This editorial appeared in the Scottsdale Republic today, and was presumably written by Grant Martin. My comments are inserted in bold.
Bar-security proposal a long-overdue step in right direction
For far too long, one of Scottsdale’s most important industries has gone unregulated and overlooked to an alarming degree.
Rest assured, it’s not tourism; the Convention & Visitors Bureau develops and scrutinizes its information with near-neurotic fervor.
I can’t understand how a major newspaper can chronically publish information that is patently false. A city treasurer’s analysis from two years ago clearly showed hard financial data that the bar district is a money-loser for Scottsdale. The incremental public safety expense is greater than added tax revenue. Bars are NOT an “important industry,” in Scottsdale, let alone “one of the MOST important.”
Nightlife establishments in Scottsdale, on the other hand, have been able to operate with nearly the same autonomy as steel mills during the Industrial Revolution.
Bars that submitted their security plans 10 years ago haven’t had them re-evaluated by the city since. Some didn’t even have such plans. Guidelines for how many security officers were required to be on hand, even for the city’s most popular nightclubs, were nonexistent.
All of this was exposed about six months ago, when a security officer was fatally stabbed at a downtown establishment named Martini Ranch. The tragedy gave Mayor Jim Lane the impetus and political capital to pursue comprehensive changes in how Scottsdale’s nightclubs protect their patrons and employees.
The resultant proposed ordinance — which is still evolving; no vote will be taken on it until later this year — was presented for discussion at Monday’s City Council meeting, perhaps prompted by another stabbing at Martini Ranch on June 24. It was prepared, Lane’s Chief of Staff J.P. Twist said at the meeting, after a series of meetings with local law enforcement and bar owners.
The ordinance is comprehensive in seeking to ensure improved communication between bars and the Scottsdale Police Department, while explicitly addressing the lax training and on-site presence requirements for the city’s nightlife establishments.
Security plans would undergo mandatory, regular review, as prescribed by the ordinance. Bars would be required to staff at least one security officer per 50 patrons. Those officers would need to be trained in crowd safety and de-escalation techniques. Bars with recurring violent incidents would be forced to hire more security.

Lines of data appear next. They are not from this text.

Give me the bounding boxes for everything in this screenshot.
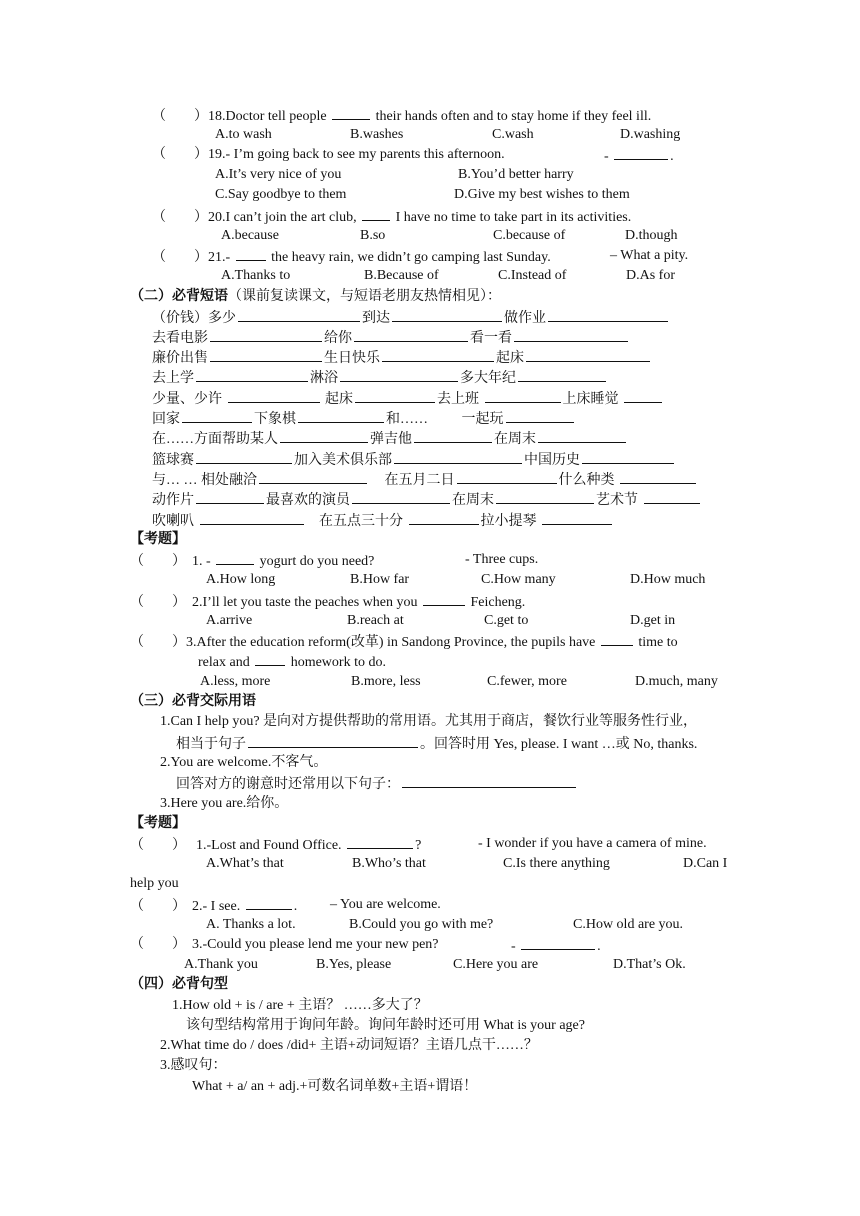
text-line: 1.Can I help you? 是向对方提供帮助的常用语。尤其用于商店，餐饮行业等服务性行业，: [160, 714, 698, 729]
question-stem: 18.Doctor tell people: [208, 109, 327, 124]
phrase-row: （价钱）多少 到达 做作业: [152, 307, 670, 327]
section-title: （三）必背交际用语: [130, 694, 256, 709]
blank[interactable]: [485, 388, 561, 403]
answer-paren[interactable]: （ ）: [130, 635, 186, 650]
answer-paren[interactable]: （ ）: [152, 109, 208, 124]
q20-line: [152, 206, 631, 226]
blank[interactable]: [200, 510, 304, 525]
blank[interactable]: [496, 489, 594, 504]
blank[interactable]: [620, 469, 696, 484]
q19-line: [152, 145, 505, 165]
blank[interactable]: [518, 367, 606, 382]
reply-text: – What a pity.: [610, 248, 689, 263]
blank[interactable]: [259, 469, 367, 484]
blank[interactable]: [548, 307, 668, 322]
blank[interactable]: [582, 449, 674, 464]
text-line: 该句型结构常用于询问年龄。询问年龄时还可用 What is your age?: [186, 1018, 585, 1033]
phrase-row: 与… … 相处融洽 在五月二日 什么种类: [152, 469, 698, 489]
option-d[interactable]: D.As for: [626, 268, 675, 283]
exam-heading: 【考题】: [130, 816, 186, 831]
text-line: 回答对方的谢意时还常用以下句子：: [176, 773, 578, 793]
question-stem: 20.I can’t join the art club,: [208, 210, 357, 225]
answer-paren[interactable]: （ ）: [130, 899, 186, 914]
q18-line: [152, 105, 651, 125]
reply-line: - .: [604, 145, 674, 165]
option-d[interactable]: D.Can I: [683, 856, 728, 871]
answer-paren[interactable]: （ ）: [152, 147, 208, 162]
blank[interactable]: [624, 388, 662, 403]
blank[interactable]: [340, 367, 458, 382]
option-a[interactable]: A.What’s that: [206, 856, 284, 871]
blank[interactable]: [352, 489, 450, 504]
phrase-row: 在……方面帮助某人 弹吉他 在周末: [152, 428, 628, 448]
blank[interactable]: [354, 327, 468, 342]
option-d[interactable]: D.get in: [630, 613, 676, 628]
question-stem: their hands often and to stay home if they feel ill.: [375, 109, 652, 124]
blank[interactable]: [210, 327, 322, 342]
blank[interactable]: [347, 834, 413, 849]
option-d[interactable]: D.much, many: [635, 674, 718, 689]
blank[interactable]: [196, 367, 308, 382]
phrase-row: 去看电影 给你 看一看: [152, 327, 630, 347]
option-c[interactable]: C.How old are you.: [573, 917, 684, 932]
exam-q1-line: （ ） 1.-Lost and Found Office. ?: [130, 834, 421, 854]
option-b[interactable]: B.so: [360, 228, 386, 243]
option-d[interactable]: D.Give my best wishes to them: [454, 187, 630, 202]
option-c[interactable]: C.get to: [484, 613, 529, 628]
answer-paren[interactable]: （ ）: [130, 838, 186, 853]
blank[interactable]: [196, 489, 264, 504]
option-d[interactable]: D.washing: [620, 127, 681, 142]
option-b[interactable]: B.washes: [350, 127, 404, 142]
exam-q3-line: （ ）3.After the education reform(改革) in Sandong Province, the pupils have time to: [130, 631, 678, 651]
option-d[interactable]: D.How much: [630, 572, 706, 587]
blank[interactable]: [614, 145, 668, 160]
reply-line: - .: [511, 935, 601, 955]
option-b[interactable]: B.reach at: [347, 613, 404, 628]
blank[interactable]: [514, 327, 628, 342]
option-b[interactable]: B.You’d better harry: [458, 167, 574, 182]
blank[interactable]: [238, 307, 360, 322]
option-b[interactable]: B.more, less: [351, 674, 421, 689]
answer-paren[interactable]: （ ）: [152, 250, 208, 265]
text-line: 3.Here you are.给你。: [160, 796, 289, 811]
blank[interactable]: [298, 408, 384, 423]
option-c[interactable]: C.Instead of: [498, 268, 567, 283]
text-line: 相当于句子 。回答时用 Yes, please. I want …或 No, thanks.: [176, 733, 697, 753]
reply-text: - I wonder if you have a camera of mine.: [478, 836, 707, 851]
option-a[interactable]: A.because: [221, 228, 279, 243]
blank[interactable]: [236, 246, 266, 261]
blank[interactable]: [506, 408, 574, 423]
option-b[interactable]: B.Could you go with me?: [349, 917, 494, 932]
blank[interactable]: [542, 510, 612, 525]
question-stem: the heavy rain, we didn’t go camping last Sunday.: [271, 250, 551, 265]
section-title: （四）必背句型: [130, 977, 228, 992]
exam-q2-line: （ ） 2.I’ll let you taste the peaches when you Feicheng.: [130, 591, 525, 611]
exam-q3-line2: relax and homework to do.: [198, 651, 386, 671]
blank[interactable]: [601, 631, 633, 646]
blank[interactable]: [521, 935, 595, 950]
blank[interactable]: [409, 510, 479, 525]
option-b[interactable]: B.How far: [350, 572, 410, 587]
blank[interactable]: [255, 651, 285, 666]
exam-heading: 【考题】: [130, 532, 186, 547]
blank[interactable]: [332, 105, 370, 120]
section-title: （二）必背短语: [130, 289, 228, 304]
blank[interactable]: [248, 733, 418, 748]
question-stem: 21.-: [208, 250, 231, 265]
option-c[interactable]: C.because of: [493, 228, 566, 243]
answer-paren[interactable]: （ ）: [130, 595, 186, 610]
option-a[interactable]: A.It’s very nice of you: [215, 167, 342, 182]
question-stem: 19.- I’m going back to see my parents this afternoon.: [208, 147, 505, 162]
phrase-row: 回家 下象棋 和…… 一起玩: [152, 408, 576, 428]
option-d[interactable]: D.That’s Ok.: [613, 957, 686, 972]
option-b[interactable]: B.Who’s that: [352, 856, 426, 871]
option-d[interactable]: D.though: [625, 228, 678, 243]
reply-text: – You are welcome.: [330, 897, 441, 912]
exam-q3-line: （ ） 3.-Could you please lend me your new pen?: [130, 937, 439, 952]
blank[interactable]: [538, 428, 626, 443]
text-line: 1.How old + is / are + 主语？ ……多大了？: [172, 998, 428, 1013]
blank[interactable]: [402, 773, 576, 788]
blank[interactable]: [394, 449, 522, 464]
option-a[interactable]: A.Thanks to: [221, 268, 291, 283]
option-c[interactable]: C.Say goodbye to them: [215, 187, 347, 202]
q21-line: [152, 246, 551, 266]
option-d-continued[interactable]: help you: [130, 876, 179, 891]
blank[interactable]: [280, 428, 368, 443]
option-c[interactable]: C.How many: [481, 572, 556, 587]
option-a[interactable]: A.to wash: [215, 127, 272, 142]
text-line: 2.What time do / does /did+ 主语+动词短语？主语几点干……？: [160, 1038, 538, 1053]
option-c[interactable]: C.fewer, more: [487, 674, 567, 689]
text-line: What + a/ an + adj.+可数名词单数+主语+谓语！: [192, 1079, 478, 1094]
blank[interactable]: [246, 895, 292, 910]
phrase-row: 篮球赛 加入美术俱乐部 中国历史: [152, 449, 676, 469]
blank[interactable]: [423, 591, 465, 606]
blank[interactable]: [526, 347, 650, 362]
option-a[interactable]: A.less, more: [200, 674, 271, 689]
blank[interactable]: [196, 449, 292, 464]
section-note: （课前复读课文，与短语老朋友热情相见）：: [228, 289, 501, 304]
blank[interactable]: [392, 307, 502, 322]
exam-q2-line: （ ） 2.- I see. .: [130, 895, 297, 915]
blank[interactable]: [210, 347, 322, 362]
blank[interactable]: [182, 408, 252, 423]
reply-text: - Three cups.: [465, 552, 539, 567]
option-c[interactable]: C.wash: [492, 127, 534, 142]
answer-paren[interactable]: （ ）: [152, 210, 208, 225]
option-c[interactable]: C.Is there anything: [503, 856, 610, 871]
blank[interactable]: [228, 388, 320, 403]
option-c[interactable]: C.Here you are: [453, 957, 539, 972]
phrase-row: 少量、少许 起床 去上班 上床睡觉: [152, 388, 664, 408]
phrase-row: 廉价出售 生日快乐 起床: [152, 347, 652, 367]
phrase-row: 去上学 淋浴 多大年纪: [152, 367, 608, 387]
option-a[interactable]: A.arrive: [206, 613, 253, 628]
answer-paren[interactable]: （ ）: [130, 937, 186, 952]
exam-q1-line: （ ） 1. - yogurt do you need?: [130, 550, 374, 570]
blank[interactable]: [362, 206, 390, 221]
option-a[interactable]: A. Thanks a lot.: [206, 917, 296, 932]
text-line: 2.You are welcome.不客气。: [160, 755, 328, 770]
blank[interactable]: [216, 550, 254, 565]
option-b[interactable]: B.Because of: [364, 268, 439, 283]
section-heading: [130, 287, 501, 307]
answer-paren[interactable]: （ ）: [130, 554, 186, 569]
blank[interactable]: [414, 428, 492, 443]
text-line: 3.感叹句：: [160, 1058, 227, 1073]
blank[interactable]: [457, 469, 557, 484]
question-stem: I have no time to take part in its activities.: [395, 210, 632, 225]
option-a[interactable]: A.Thank you: [184, 957, 258, 972]
option-a[interactable]: A.How long: [206, 572, 276, 587]
blank[interactable]: [355, 388, 435, 403]
option-b[interactable]: B.Yes, please: [316, 957, 392, 972]
blank[interactable]: [644, 489, 700, 504]
phrase-row: 动作片 最喜欢的演员 在周末 艺术节: [152, 489, 702, 509]
phrase-row: 吹喇叭 在五点三十分 拉小提琴: [152, 510, 614, 530]
blank[interactable]: [382, 347, 494, 362]
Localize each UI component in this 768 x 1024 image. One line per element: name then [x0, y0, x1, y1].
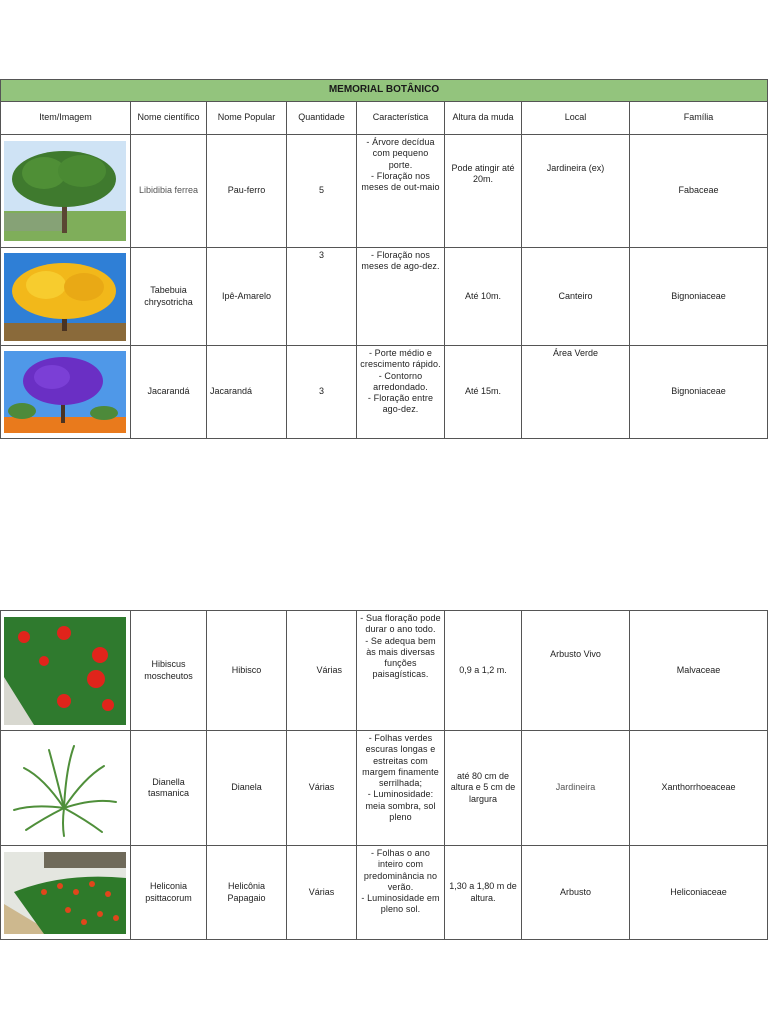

These are all logical, eminently reasonable changes — but they don’t go far enough, according to Councilman Bob Littlefield, who dismissed the proposed measure as a “PR thing” at Monday’s meeting.
The ordinance is “too little, too late, and too weak,” he added.
It’s true that the proposal may lack the kind of dire repercussions Littlefield and others might want negligent establishments to suffer. But to adhere to that reactive mentality is to forget that the foremost priority of this ordinance is to keep Scottsdale’s residents and visitors safe, not put bars out of business. Besides, the publicity that accompanies two stabbings in a short amount of time is likely to take a greater toll than any bureaucratic action [emphasis added].
Unfortunately, violence is an occasional but inevitable by-product when young people and alcohol mix. Scottsdale could require the strictest security in the country at its nightclubs and still have to cope with incidents such as those at Martini Ranch.
But such measures would be unreasonable, not to mention damaging to the city’s reputation. After all, this is Scottsdale, not Sing Sing.
If you are worried about Scottsdale’s reputation, back up two paragraphs and tell me how much good PR we got from two stabbings, one of them fatal.
The ordinance might not be popular with everyone, but it’s undoubtedly a sorely needed, long-overdue step toward accountability in the city’s bar district.
Unfortunately, the larger less here is completely missed by the Scottsdale Republic editors. The drastic increase in violent crime in the bar district is a direct result of calculated action by Mayor Lane and the city council majority to ignore warnings from residents, and to ignore basic principles of city planning and zoning by building the largest concentrations of liquor licenses in the whole state.
There are only two ways to fix the problem. 1) Stop approving MORE bars, in violation of Scottsdale’s General Plan, and, 2) Yes, thin the herd by revoking the conditional use permits of the bad actors.
It isn’t a “free market” or “property rights” issue if those bar owners and property owners are violating the law.
The bar district was built up over the last two or three years for only two purposes: 1) To enhance property values mostly for one property owner who, 2) Contributed healthily to city council political campaigns and garnered many more contributions from associates.